# Goal
This post aims to introduce how to use `BERT` word embeddings.


**Reference**
* [Chris McCormick - BERT Word Embeddings Tutorial](https://mccormickml.com/2019/05/14/BERT-word-embeddings-tutorial/)

# Libraries

In [2]:
import torch
from pytorch_pretrained_bert import BertTokenizer, BertModel, BertForMaskedLM
import matplotlib.pyplot as plt
%matplotlib inline

# Load a pre-trained takenizer model

In [3]:
tokenizer = BertTokenizer.from_pretrained('bert-base-uncased')

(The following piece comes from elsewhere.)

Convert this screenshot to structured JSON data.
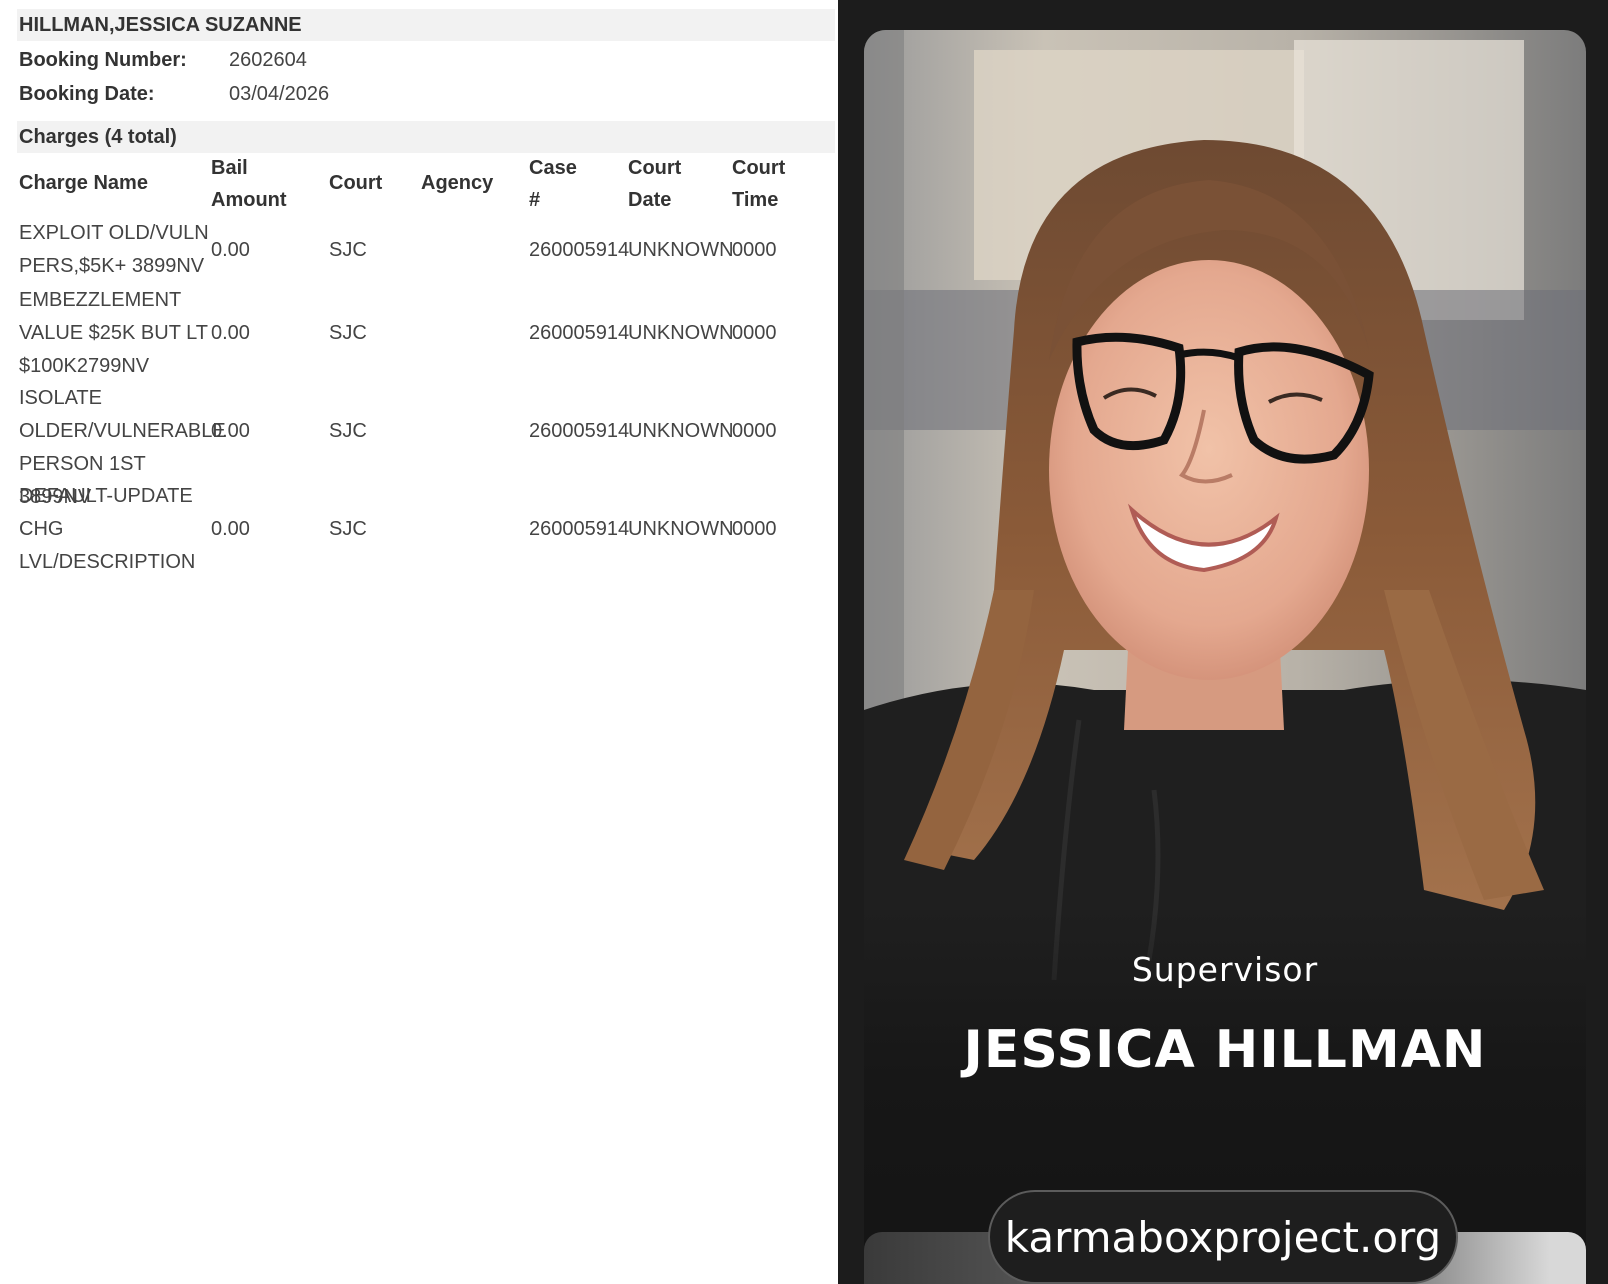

100%|██████████| 231508/231508 [00:00<00:00, 426744.34B/s]


# Create a sample text

In [10]:
# text = "This is a sample text"
text = "This is the sample sentence for BERT word embeddings"
marked_text = "[CLS] " + text + " [SEP]"

print (marked_text)

[CLS] This is the sample sentence for BERT word embeddings [SEP]


# Tokenization

In [11]:
tokenized_text = tokenizer.tokenize(marked_text)
print (tokenized_text)

['[CLS]', 'this', 'is', 'the', 'sample', 'sentence', 'for', 'bert', 'word', 'em', '##bed', '##ding', '##s', '[SEP]']


# Convert tokens to ID

In [12]:
indexed_tokens = tokenizer.convert_tokens_to_ids(tokenized_text)

for tup in zip(tokenized_text, indexed_tokens):
    print(tup)

('[CLS]', 101)
('this', 2023)
('is', 2003)
('the', 1996)
('sample', 7099)
('sentence', 6251)
('for', 2005)
('bert', 14324)
('word', 2773)
('em', 7861)
('##bed', 8270)
('##ding', 4667)
('##s', 2015)
('[SEP]', 102)